The waitress walked up to these three, somewhat flustered in the face. She let out an exasperated sigh and said, “We’re closing in 15 minutes. Would you like your check?” Cindy, Jason, and Tim looked at each other. Tim stood up and said, “I’m going to the bathroom.” As soon as he left, Jason said, “That guy said he would love to pay for us. Just put the bill on his side of the table.” Cindy sniggered. “Let’s get out of here before he comes back.” Jason said, “Tim isn’t known for controlling his temper.” Cindy said, “I’ll handle the big klutz. It’ll be funny.”
The two men in dark suits sat inside their booth and talked for what seemed like hours, days, months, years, decades, ticking slower and slower, until freezing in one instant.
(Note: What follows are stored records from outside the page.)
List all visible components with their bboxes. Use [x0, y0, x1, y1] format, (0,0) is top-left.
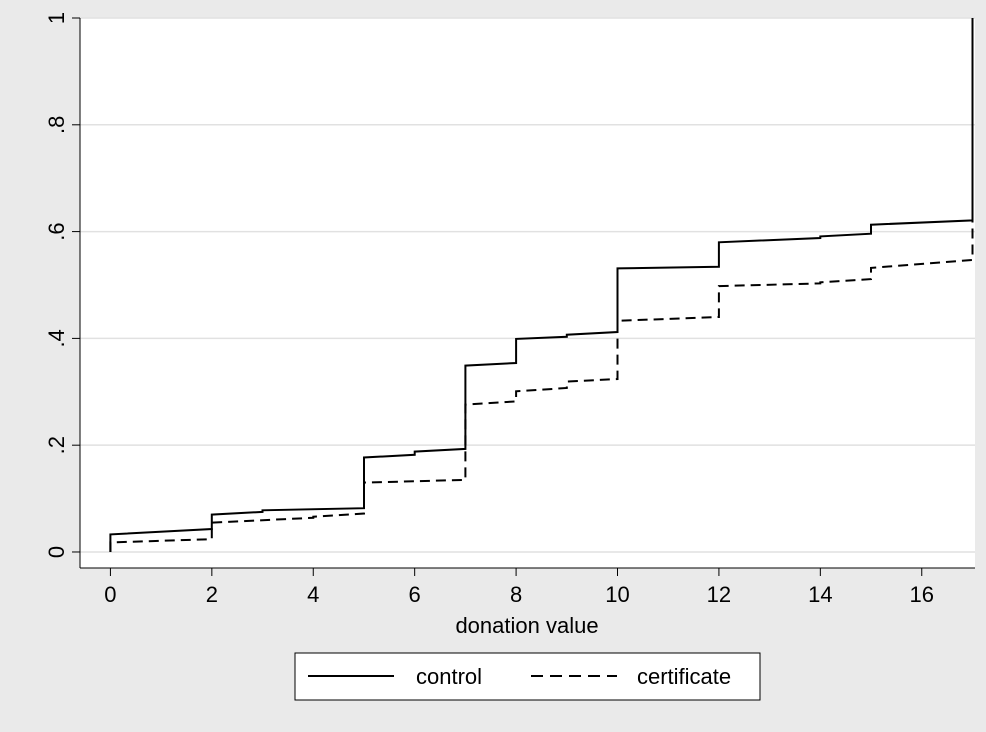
- x-axis-ticks: 0 2 4 6 8 10 12 14 16: [104, 568, 934, 607]
- x-tick-label: 2: [206, 582, 218, 607]
- series-line-certificate: [109, 18, 974, 552]
- legend-label-certificate: certificate: [637, 664, 731, 689]
- legend: control certificate: [294, 652, 761, 701]
- x-tick-label: 10: [605, 582, 629, 607]
- plot-background: [80, 18, 975, 568]
- x-tick-label: 16: [910, 582, 934, 607]
- y-axis-ticks: 0 .2 .4 .6 .8 1: [44, 12, 80, 558]
- y-tick-label: 0: [44, 546, 69, 558]
- x-tick-label: 0: [104, 582, 116, 607]
- x-tick-label: 6: [409, 582, 421, 607]
- series-line-control: [109, 18, 974, 552]
- y-tick-label: .4: [44, 329, 69, 347]
- x-tick-label: 8: [510, 582, 522, 607]
- y-tick-label: .6: [44, 222, 69, 240]
- legend-label-control: control: [416, 664, 482, 689]
- series-lines: [109, 18, 974, 552]
- x-axis-label: donation value: [455, 613, 598, 638]
- y-tick-label: 1: [44, 12, 69, 24]
- x-tick-label: 14: [808, 582, 832, 607]
- y-tick-label: .8: [44, 116, 69, 134]
- y-tick-label: .2: [44, 436, 69, 454]
- x-tick-label: 12: [707, 582, 731, 607]
- x-tick-label: 4: [307, 582, 319, 607]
Dave unrolled cash from a silver clip and tossed a folded bill on the table.
“We’ve been here a while, Ralph, going over the same thing for no reason than to just talk. We’re not getting anywhere with this. You already know how I feel. You can choose to listen or you can hide the truth. I’m going back to the office. If you feel you want to change your mind, stop on by. If not, then I don’t know what else I can tell you.”
“I will,” said Ralph. “But I’m still unsure.”
“Let’s think about this some more tomorrow. How about you come to my office anyway?”
“That sounds fine.”

Ralph slumped over and rubbed his face with his hands, the bags under his eyes transparently showing the blood underneath the skin. Dave stood up and walked out of the restaurant doors. He did not look back. The lights in the kitchen switched off. Bussers and dishwashers whipped each other with wet towels in the back room. One of the waitresses was telling the cook that she had a lousy night. She was on the schedule for another double tomorrow. Maybe she could take off and bring her son to the carnival if she called Amanda to work in her place. The cook didn’t like her but nodded anyway. The kitchen staff scrubbed the floor and wrapped the food and unbuttoned their uniforms and clocked out. The red and white tables smelled of cleaning fluid. Shadows fell across the restaurant in still silence, until a few hours later, when it all would start again.